Penjualan mereka melorot drastis sekitar 30 persen akibat rumah-rumah yang masih dalam masa pemasaran, atau yang sudah kadung dibangun, tak terserap pasar.
"Kondisi ekonomi aktual dan terpuruknya Rupiah sangat memukul bisnis, dan industri properti di Batam. Sudah dua perusahaan pengembang yang memilih stop membangun karena anjloknya penjualan," tutur Djaja tanpa bersedia menyebut nama kedua perusahaan tersebut.
Djaja menambahkan, akibat penjualan rumah-rumah tak laku, banyak pengembang yang kemudian tak sanggup membayar kontraktor dan pemasok material bangunan. Sebagian lainnya memilih opsi menunda pembayaran.
Banyaknya pengembang yang tidak sanggup membayar kontraktor dan pemasok, menurut Djaja, karena seluruh komponen material utama macam readymix, besi, penutup atap, baja, kabel, dan aluminium itu dibeli dengan mata uang dollar Singapura.
Bagaimana dengan pengembang yang berbasis di Jadebotabek?
Bagi mereka, terutama pengembang papan bawah dan menengah, menjaga arus kas (cashflow) agar tetap mengalir saja sudah baik. Bakan, CEO Relife Property Group, Ghofar Rozaq Nadzila mengatakan kondisi tahun ini lebih buruk ketimbang 2008. Pihaknya kemudian memutuskan untuk menjaga keamanan arus kas.
"Penjualan menurun.
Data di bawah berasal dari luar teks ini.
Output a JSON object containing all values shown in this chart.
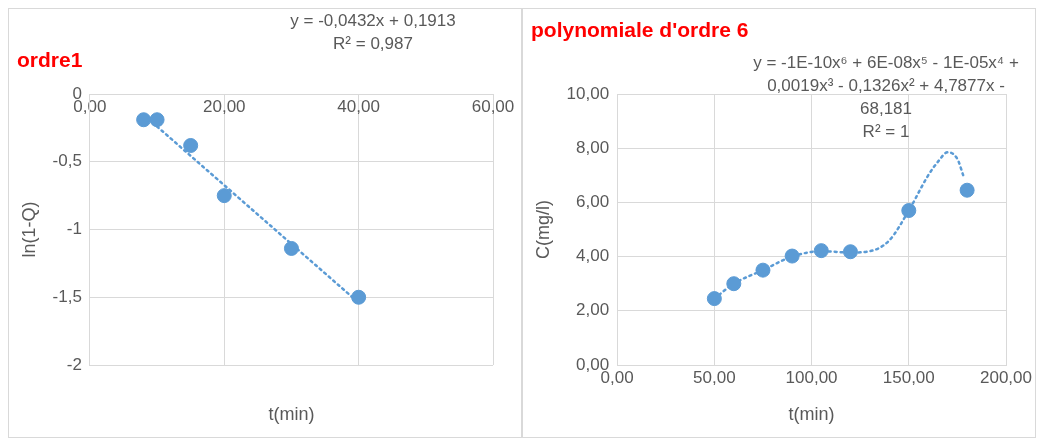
{
  "chart_data": [
    {
      "type": "scatter",
      "title": "ordre1",
      "xlabel": "t(min)",
      "ylabel": "ln(1-Q)",
      "annotations": [
        "y = -0,0432x + 0,1913",
        "R² = 0,987"
      ],
      "xlim": [
        0,
        60
      ],
      "xticks": [
        {
          "value": 0,
          "label": "0,00"
        },
        {
          "value": 20,
          "label": "20,00"
        },
        {
          "value": 40,
          "label": "40,00"
        },
        {
          "value": 60,
          "label": "60,00"
        }
      ],
      "ylim": [
        -2,
        0
      ],
      "yticks": [
        {
          "value": 0,
          "label": "0"
        },
        {
          "value": -0.5,
          "label": "-0,5"
        },
        {
          "value": -1,
          "label": "-1"
        },
        {
          "value": -1.5,
          "label": "-1,5"
        },
        {
          "value": -2,
          "label": "-2"
        }
      ],
      "grid": true,
      "series": [
        {
          "type": "scatter",
          "color": "#5b9bd5",
          "marker": "circle",
          "x": [
            8,
            10,
            15,
            20,
            30,
            40
          ],
          "values": [
            -0.19,
            -0.19,
            -0.38,
            -0.75,
            -1.14,
            -1.5
          ]
        },
        {
          "type": "line",
          "color": "#5b9bd5",
          "marker": "none",
          "line_style": "dotted",
          "x": [
            10,
            40
          ],
          "values": [
            -0.24,
            -1.54
          ]
        }
      ]
    },
    {
      "type": "scatter",
      "title": "polynomiale d'ordre 6",
      "xlabel": "t(min)",
      "ylabel": "C(mg/l)",
      "annotations": [
        "y = -1E-10x⁶ + 6E-08x⁵ - 1E-05x⁴ + 0,0019x³ - 0,1326x² + 4,7877x - 68,181",
        "R² = 1"
      ],
      "xlim": [
        0,
        200
      ],
      "xticks": [
        {
          "value": 0,
          "label": "0,00"
        },
        {
          "value": 50,
          "label": "50,00"
        },
        {
          "value": 100,
          "label": "100,00"
        },
        {
          "value": 150,
          "label": "150,00"
        },
        {
          "value": 200,
          "label": "200,00"
        }
      ],
      "ylim": [
        0,
        10
      ],
      "yticks": [
        {
          "value": 0,
          "label": "0,00"
        },
        {
          "value": 2,
          "label": "2,00"
        },
        {
          "value": 4,
          "label": "4,00"
        },
        {
          "value": 6,
          "label": "6,00"
        },
        {
          "value": 8,
          "label": "8,00"
        },
        {
          "value": 10,
          "label": "10,00"
        }
      ],
      "grid": true,
      "series": [
        {
          "type": "scatter",
          "color": "#5b9bd5",
          "marker": "circle",
          "x": [
            50,
            60,
            75,
            90,
            105,
            120,
            150,
            180
          ],
          "values": [
            2.45,
            3.0,
            3.5,
            4.02,
            4.22,
            4.18,
            5.7,
            6.45
          ]
        },
        {
          "type": "line",
          "color": "#5b9bd5",
          "marker": "none",
          "line_style": "dotted",
          "x": [
            50,
            60,
            75,
            90,
            105,
            120,
            130,
            140,
            150,
            160,
            165,
            170,
            175,
            178
          ],
          "values": [
            2.45,
            3.0,
            3.5,
            4.0,
            4.2,
            4.15,
            4.2,
            4.6,
            5.7,
            7.0,
            7.5,
            7.85,
            7.6,
            7.0
          ]
        }
      ]
    }
  ]
}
Kami hanya bisa membuka satu sampai dua klaster pada kuartal pertama tahun ini. Kebijakan pemerintah tidak jelas. Itu yang membuat kami menahan ekspansi," kata Ghofar.
Investor dan calon pembeli, lanjut Ghofar, banyak yang menunda pembelian. Padahal mereka sudah mengerahkan segala taktik, mulai dari pemangkasan harga, hingga marketing gimmick.
"Banyak rekan sesama pengembang kecil dan menengah menderita sekarang," sebut Ghofar.
Konservatif
Kendati sektor properti tengah gonjang ganjing, para pengembang tetap menyimpan optimisme. Kemerosotan atau koreksi, kata Ciputra, tidak akan berlangsung selamanya. Ini hanya siklus, tahun depan diharapkan sudah akan kembali pulih.
"Saya rasa tahun depan akan membaik. Karena koreksi tahun ini tidak separah krisis tahun 1998," kata Ciputra.
Demikian halnya dengan Direktur Utama PT Summarecon Agung Tbk, Adrianto Pitoyo Adhi. Pihaknya tetap optimistis, karena poperti merupakan bisnis yang tetap harus the show must go on.
Dia mengakui, tantangannya memang berat teerutama tiga hal utama yakni kondisi makro ekonomi , gejolak nilai tukar rupiah terhadap dollar AS dan tingkat inflasi yang cenderung tinggi serta peraturan Bank Indonesia tentang kredit pemilikan properti (KPP) yang dirilis pada 30 September 2013.
Summarecon, menurut Direktur Keuangan dan Sekretaris Perusahaan PT Summarecon Agung Tbk Michael Yong King Ching, akan tetap konservatif dan hati-hati dalam melakukan ekspansi bisnis. Untuk itu, pihaknya hanya akan fokus pada pengembangan Summarecon Bandung.
"Sementara Summarecon Bogor, dan Summarecon Samarinda masih dalam tahap perencanaan dan belum segera dirilis. Namun, satu yang pasti, proyek di Bali akan beroperasi pada kuartal kedua 2016 yakni Hotel Movenpick. Karena yang ini sudah running," beber Michael.